When I saw the trailers for Free Guy, they didn’t leave much of an impression on me. The virtual world they teased was reminiscent of Ready Player One or Pixels. Still, nothing seemed good or bad so much as forgettable. And that’s precisely what happened; I forgot this movie even existed until my husband suggested an impromptu trip to see it. I like Ryan Reynolds, but the concept of a video game world rife with pop culture characters and references has gotten old fast in the past few years. Let’s take a look.
Guy (Ryan Reynolds) is an everyman who works at the bank, has a pet goldfish, and just loves a medium coffee with cream and two sugars. Every day in Free City is roughly the same for Guy. After getting his usual coffee order, he talks to his best friend Buddy (Lil Rel Howery) at the bank while they await the inevitable robberies they suffer multiple times daily. However, everything changes for Guy one day when he encounters Millie (Jodie Comer) on the street. Guy does everything in his power to get her attention. This leads him to level up significantly by doing good deeds. This sharply contrasts the behavior of the players who gain experience by committing crimes and hurting NPCs like Guy. Guy soon draws attention as an outlier as his life changes for the better.
Free Guy is laugh-out-loud hilarious. Ryan Reynolds is out in full force with his comedic timing, and still, some of the film’s best lines come from side characters. There’s an extended scene with a streamer that had me in tears for all the right reasons. Not every joke landed for me, but overall, I laughed more with this than I have with a new movie in a while. What really got me, though, was how sincere and heartwarming Free Guy is. There’s a really sweet love story here, and that’s not even what the main plot is about. The friendship between Guy and Buddy is genuinely funny and emotionally affecting. Guy’s choice to level up by helping rather than hurting people moved me as simple as it was.

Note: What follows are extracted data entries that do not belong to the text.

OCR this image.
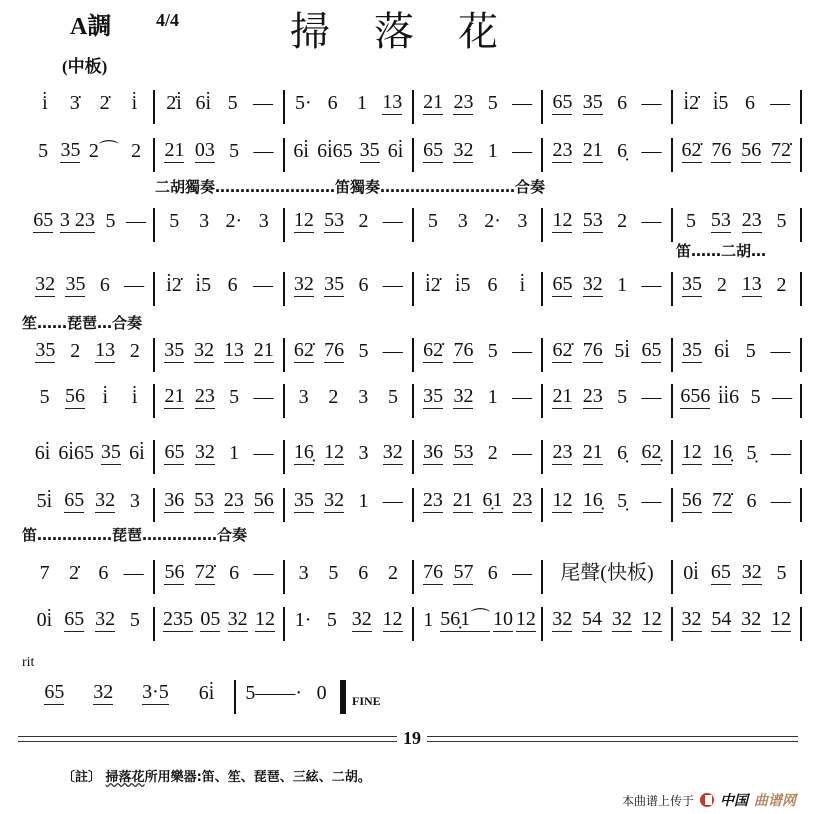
A調 4/4	掃落花
(中板)
二胡獨奏……………………笛獨奏………………………合奏
笛……二胡…
笙……琵琶…合奏
笛……………琵琶……………合奏
i̇	3̇ 2̇	i̇	2̇i̇ 6i̇ 5 — 5· 6 1 13 21 23 5 — 65 35 6 — i̇2̇ i̇5 6 —
5 35 2⌒ 2 21 03 5 — 6i̇ 6i̇65 35 6i̇ 65 32 1 — 23 21 6̣ — 62̇ 76 56 72̇
65 3 23 5 — 5 3 2· 3 12 53 2 — 5 3 2· 3 12 53 2 — 5 53 23 5
32 35 6 — i̇2̇ i̇5 6 — 32 35 6 — i̇2̇ i̇5 6	i̇	65 32 1 — 35 2 13 2
35 2 13 2 35 32 13 21 62̇ 76 5 — 62̇ 76 5 — 62̇ 76 5i̇ 65 35 6i̇ 5 —
5 56 i̇	i̇	21 23 5 — 3 2 3 5 35 32 1 — 21 23 5 — 656 i̇i̇6 5 —
6i̇ 6i̇65 35 6i̇ 65 32 1 — 16̣ 12 3 32 36 53 2 — 23 21 6̣ 62̣ 12 16̣ 5̣ —
5i̇ 65 32 3 36 53 23 56 35 32 1 — 23 21 6̣1 23 12 16̣ 5̣ — 56 72̇ 6 —
7 2̇ 6 — 56 72̇ 6 — 3 5 6 2 76 57 6 — 尾聲(快板) 0i̇ 65 32 5
0i̇ 65 32 5 235 05 32 12 1· 5 32 12 1 56̣1⌒ 10 12 32 54 32 12 32 54 32 12
65 32 3·5 6i̇ 5——· 0	FINE
rit
19
〔註〕 掃落花所用樂器:笛、笙、琵琶、三絃、二胡。
本曲谱上传于 中国 曲谱网
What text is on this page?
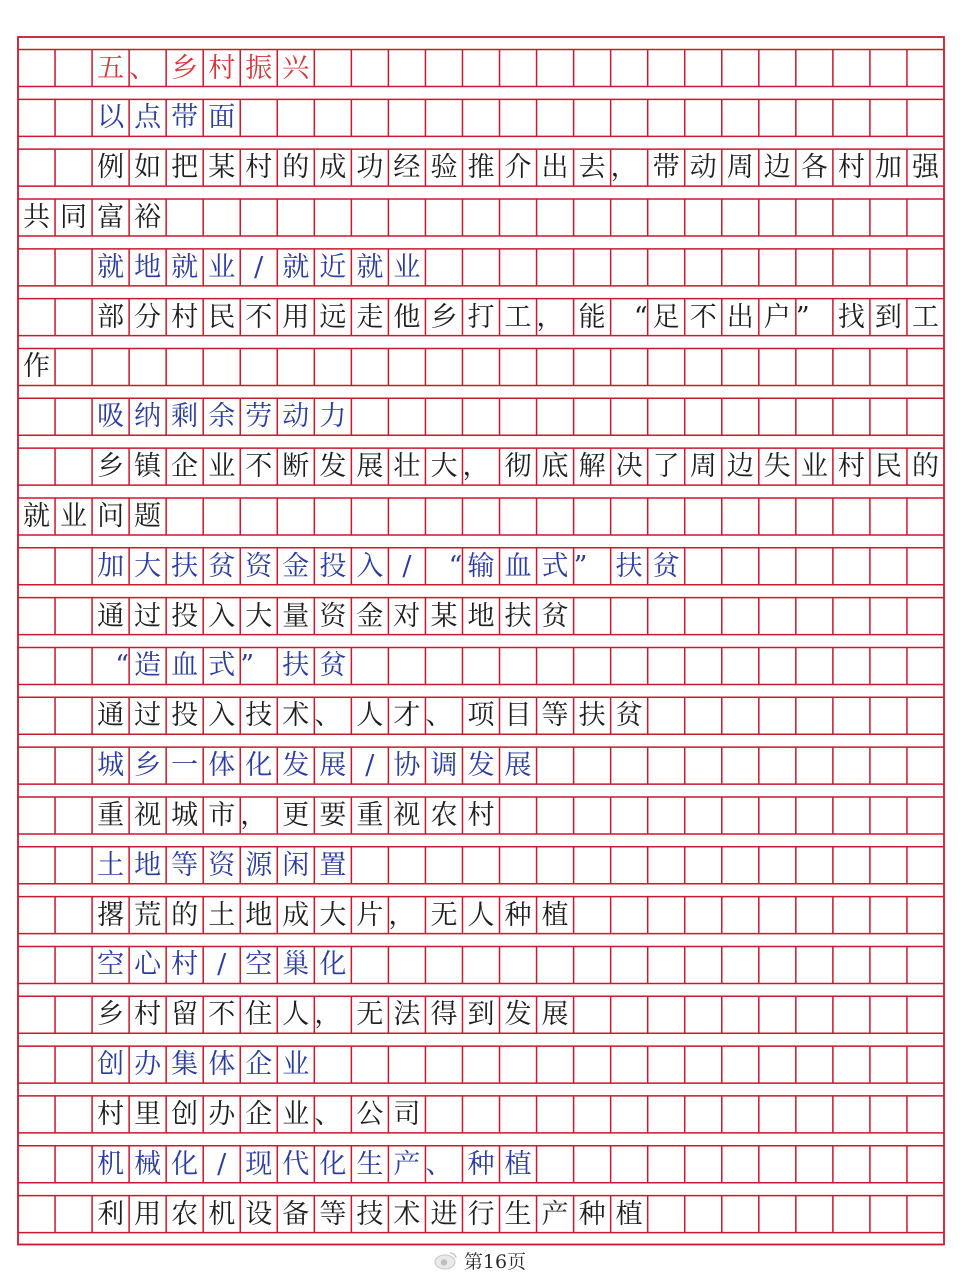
五 、 乡 村 振 兴
以 点 带 面
例 如 把 某 村 的 成 功 经 验 推 介 出 去 ， 带 动 周 边 各 村 加 强
共 同 富 裕
就 地 就 业 / 就 近 就 业
部 分 村 民 不 用 远 走 他 乡 打 工 ， 能	“ 足 不 出 户 ”	找 到 工
作
吸 纳 剩 余 劳 动 力
乡 镇 企 业 不 断 发 展 壮 大 ， 彻 底 解 决 了 周 边 失 业 村 民 的
就 业 问 题
加 大 扶 贫 资 金 投 入 /	“ 输 血 式 ”	扶 贫
通 过 投 入 大 量 资 金 对 某 地 扶 贫
“ 造 血 式 ”	扶 贫
通 过 投 入 技 术 、 人 才 、 项 目 等 扶 贫
城 乡 一 体 化 发 展 / 协 调 发 展
重 视 城 市 ， 更 要 重 视 农 村
土 地 等 资 源 闲 置
撂 荒 的 土 地 成 大 片 ， 无 人 种 植
空 心 村 / 空 巢 化
乡 村 留 不 住 人 ， 无 法 得 到 发 展
创 办 集 体 企 业
村 里 创 办 企 业 、 公 司
机 械 化 / 现 代 化 生 产 、 种 植
利 用 农 机 设 备 等 技 术 进 行 生 产 种 植
第16页
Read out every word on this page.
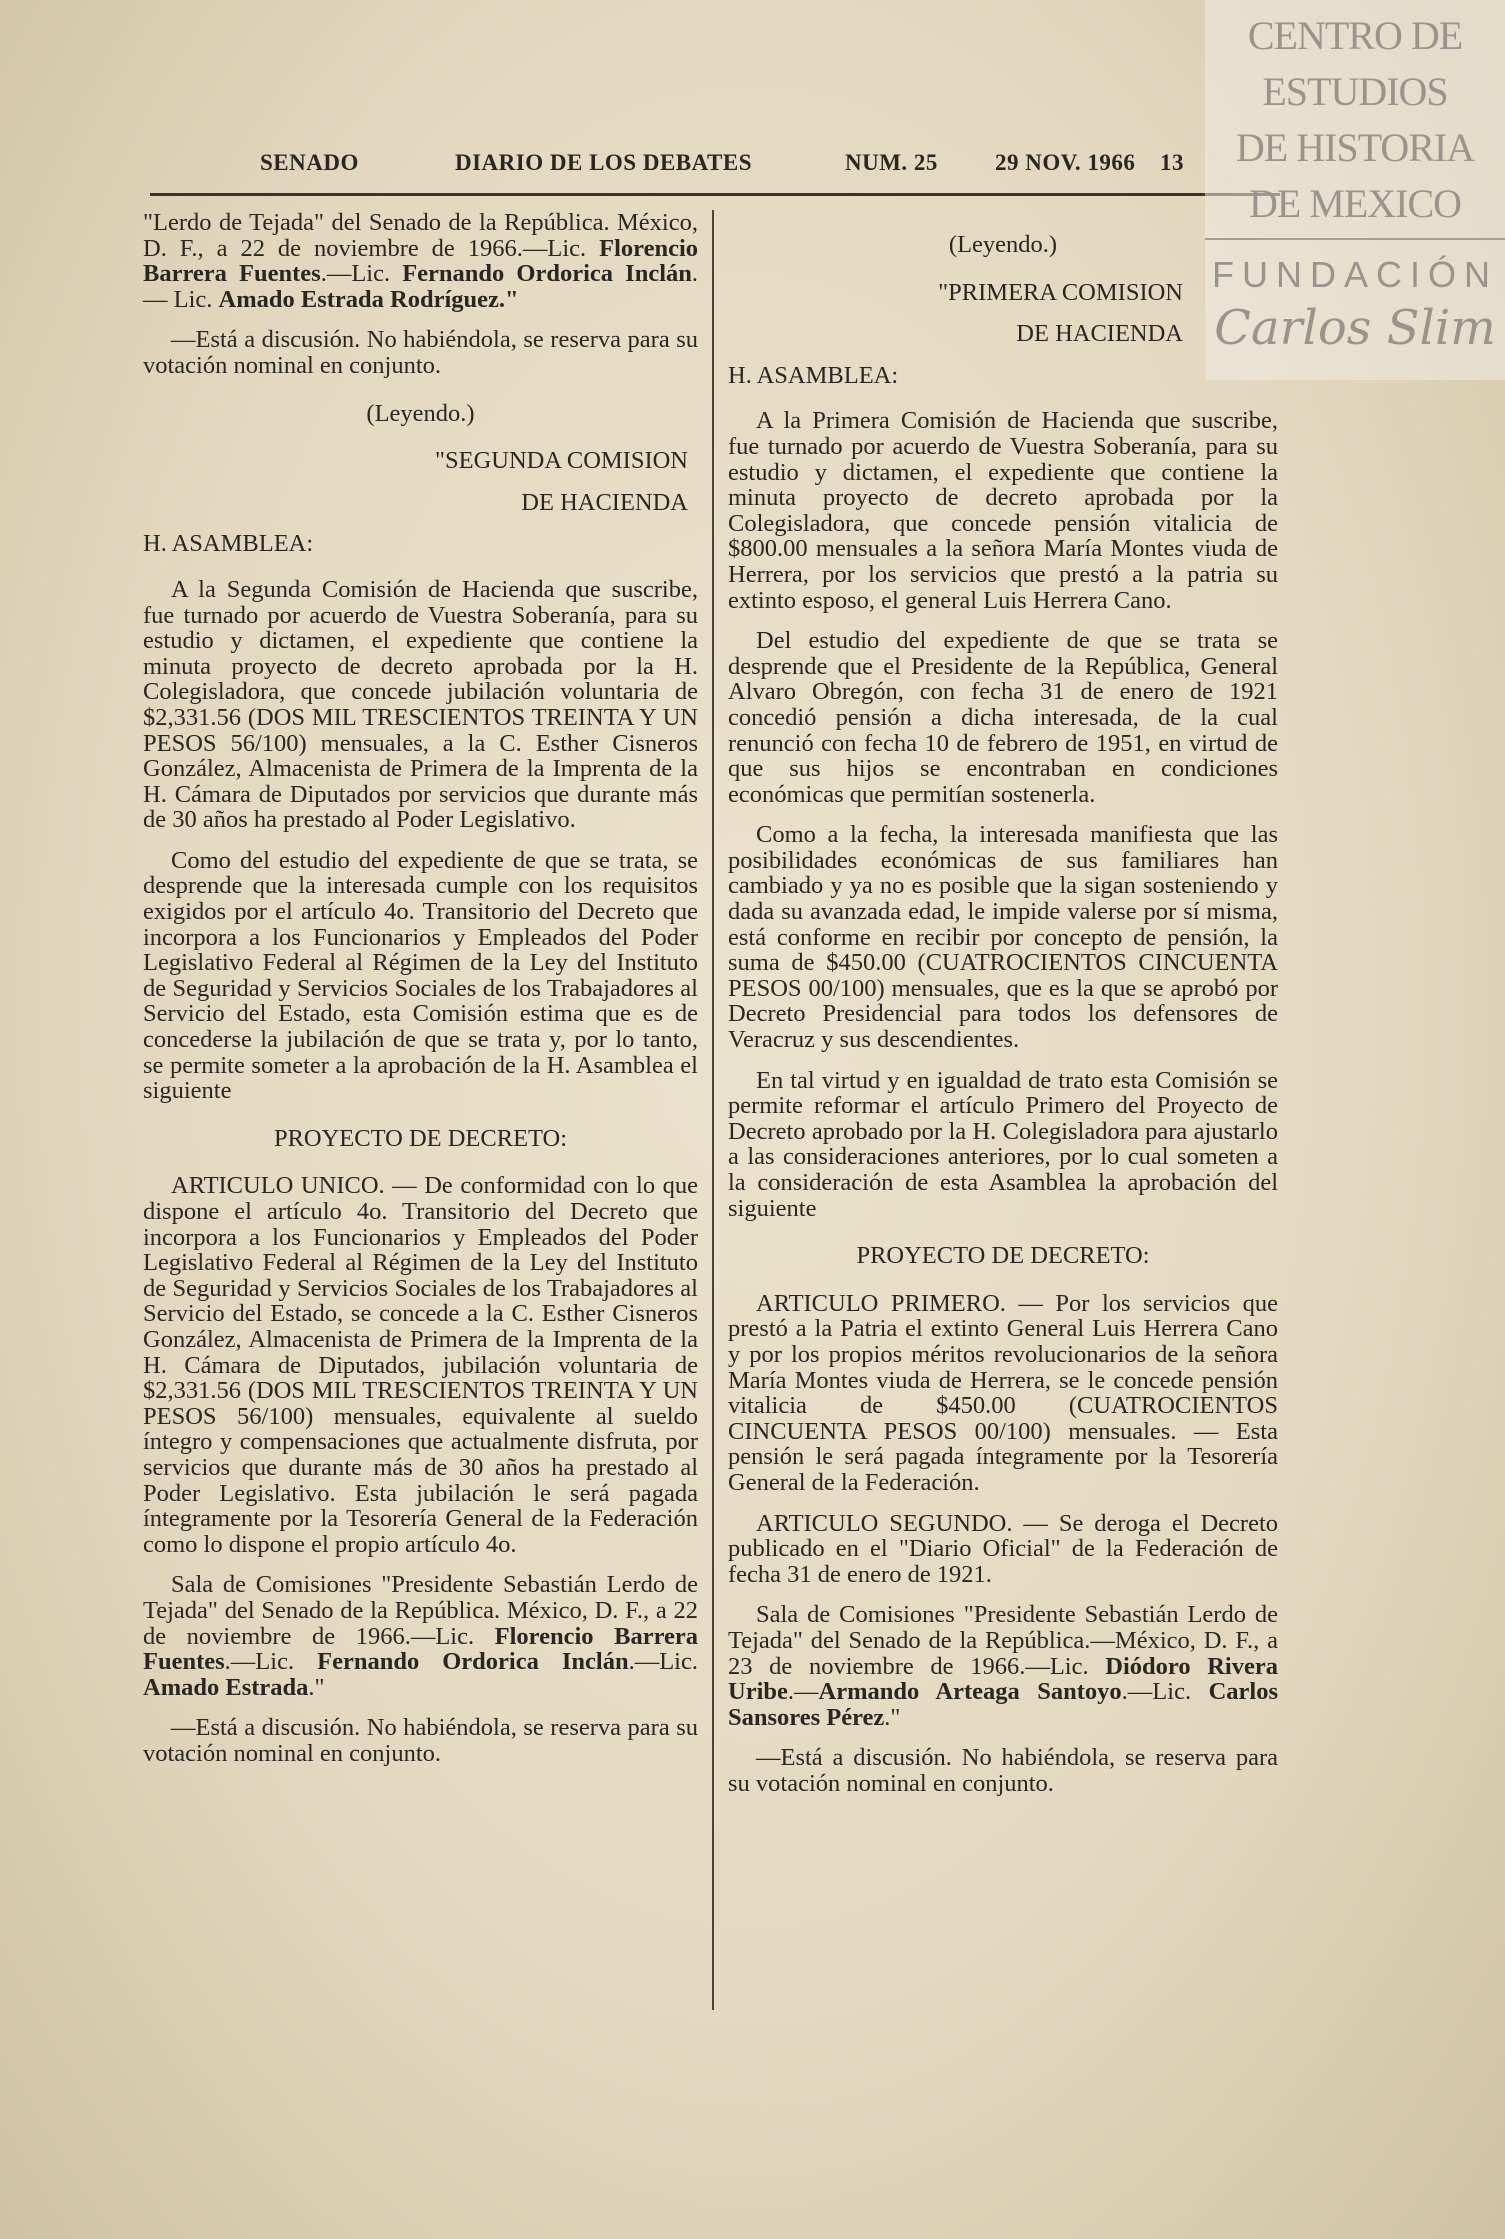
SENADO	DIARIO DE LOS DEBATES	NUM. 25 29 NOV. 1966 13
"Lerdo de Tejada" del Senado de la República. México, D. F., a 22 de noviembre de 1966.—Lic. Florencio Barrera Fuentes.—Lic. Fernando Ordorica Inclán.— Lic. Amado Estrada Rodríguez."
—Está a discusión. No habiéndola, se reserva para su votación nominal en conjunto.
(Leyendo.)
"SEGUNDA COMISION
DE HACIENDA
H. ASAMBLEA:
A la Segunda Comisión de Hacienda que suscribe, fue turnado por acuerdo de Vuestra Soberanía, para su estudio y dictamen, el expediente que contiene la minuta proyecto de decreto aprobada por la H. Colegisladora, que concede jubilación voluntaria de $2,331.56 (DOS MIL TRESCIENTOS TREINTA Y UN PESOS 56/100) mensuales, a la C. Esther Cisneros González, Almacenista de Primera de la Imprenta de la H. Cámara de Diputados por servicios que durante más de 30 años ha prestado al Poder Legislativo.
Como del estudio del expediente de que se trata, se desprende que la interesada cumple con los requisitos exigidos por el artículo 4o. Transitorio del Decreto que incorpora a los Funcionarios y Empleados del Poder Legislativo Federal al Régimen de la Ley del Instituto de Seguridad y Servicios Sociales de los Trabajadores al Servicio del Estado, esta Comisión estima que es de concederse la jubilación de que se trata y, por lo tanto, se permite someter a la aprobación de la H. Asamblea el siguiente
PROYECTO DE DECRETO:
ARTICULO UNICO. — De conformidad con lo que dispone el artículo 4o. Transitorio del Decreto que incorpora a los Funcionarios y Empleados del Poder Legislativo Federal al Régimen de la Ley del Instituto de Seguridad y Servicios Sociales de los Trabajadores al Servicio del Estado, se concede a la C. Esther Cisneros González, Almacenista de Primera de la Imprenta de la H. Cámara de Diputados, jubilación voluntaria de $2,331.56 (DOS MIL TRESCIENTOS TREINTA Y UN PESOS 56/100) mensuales, equivalente al sueldo íntegro y compensaciones que actualmente disfruta, por servicios que durante más de 30 años ha prestado al Poder Legislativo. Esta jubilación le será pagada íntegramente por la Tesorería General de la Federación como lo dispone el propio artículo 4o.
Sala de Comisiones "Presidente Sebastián Lerdo de Tejada" del Senado de la República. México, D. F., a 22 de noviembre de 1966.—Lic. Florencio Barrera Fuentes.—Lic. Fernando Ordorica Inclán.—Lic. Amado Estrada."
—Está a discusión. No habiéndola, se reserva para su votación nominal en conjunto.
(Leyendo.)
"PRIMERA COMISION
DE HACIENDA
H. ASAMBLEA:
A la Primera Comisión de Hacienda que suscribe, fue turnado por acuerdo de Vuestra Soberanía, para su estudio y dictamen, el expediente que contiene la minuta proyecto de decreto aprobada por la Colegisladora, que concede pensión vitalicia de $800.00 mensuales a la señora María Montes viuda de Herrera, por los servicios que prestó a la patria su extinto esposo, el general Luis Herrera Cano.
Del estudio del expediente de que se trata se desprende que el Presidente de la República, General Alvaro Obregón, con fecha 31 de enero de 1921 concedió pensión a dicha interesada, de la cual renunció con fecha 10 de febrero de 1951, en virtud de que sus hijos se encontraban en condiciones económicas que permitían sostenerla.
Como a la fecha, la interesada manifiesta que las posibilidades económicas de sus familiares han cambiado y ya no es posible que la sigan sosteniendo y dada su avanzada edad, le impide valerse por sí misma, está conforme en recibir por concepto de pensión, la suma de $450.00 (CUATROCIENTOS CINCUENTA PESOS 00/100) mensuales, que es la que se aprobó por Decreto Presidencial para todos los defensores de Veracruz y sus descendientes.
En tal virtud y en igualdad de trato esta Comisión se permite reformar el artículo Primero del Proyecto de Decreto aprobado por la H. Colegisladora para ajustarlo a las consideraciones anteriores, por lo cual someten a la consideración de esta Asamblea la aprobación del siguiente
PROYECTO DE DECRETO:
ARTICULO PRIMERO. — Por los servicios que prestó a la Patria el extinto General Luis Herrera Cano y por los propios méritos revolucionarios de la señora María Montes viuda de Herrera, se le concede pensión vitalicia de $450.00 (CUATROCIENTOS CINCUENTA PESOS 00/100) mensuales. — Esta pensión le será pagada íntegramente por la Tesorería General de la Federación.
ARTICULO SEGUNDO. — Se deroga el Decreto publicado en el "Diario Oficial" de la Federación de fecha 31 de enero de 1921.
Sala de Comisiones "Presidente Sebastián Lerdo de Tejada" del Senado de la República.—México, D. F., a 23 de noviembre de 1966.—Lic. Diódoro Rivera Uribe.—Armando Arteaga Santoyo.—Lic. Carlos Sansores Pérez."
—Está a discusión. No habiéndola, se reserva para su votación nominal en conjunto.
CENTRO DE
ESTUDIOS
DE HISTORIA
DE MEXICO
FUNDACIÓN
Carlos Slim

Free Guy’s original musical score by Christophe Beck is pretty good. The composer is pretty reliable, with scores like WandaVision, the Frozen movies, and Ant-Man under his belt. The main theme in Free Guy is very catchy. Seriously, I know I’m going to wake up humming this. I didn’t care so much for some of the song choices in Free Guy. They’re mostly played for laughs, though, so I didn’t mind too much. The costumes and makeup are very good, about what you’d expect from a movie like this. The visual effects are outstanding, especially in Free City (obviously). I’m surprised I haven’t heard much about this facet of the movie because it’s visually stunning. There’s also a convincing (and hilarious) effect involving Ryan Reynolds’ face that was almost worth the price of admission by itself.
Free Guy has a lot of references to other media, particularly other franchises and characters owned by our evil mouse overlord. Most of this was actually very funny, including a cameo that had me in stitches. However, I didn’t care for the Star Wars joke. It went on for too long and was too overstated to capture that comedy magic.
Overall, Free Guy isn’t a masterpiece, but I had a lot of fun with it. The world of Free City is gorgeous and escapist. The technical aspects are all up to par. More importantly, this is the most I’ve laughed in the theater in a while. That would have been enough for me, but Free Guy didn’t stop there. This movie has a big heart and develops believable motivations and relationships for its characters. Several scenes near the back end genuinely moved me. For a movie with such poor marketing and a played-out premise, they really hit it out of the park with this one. I had a great time with these characters, and that’s all I can ask.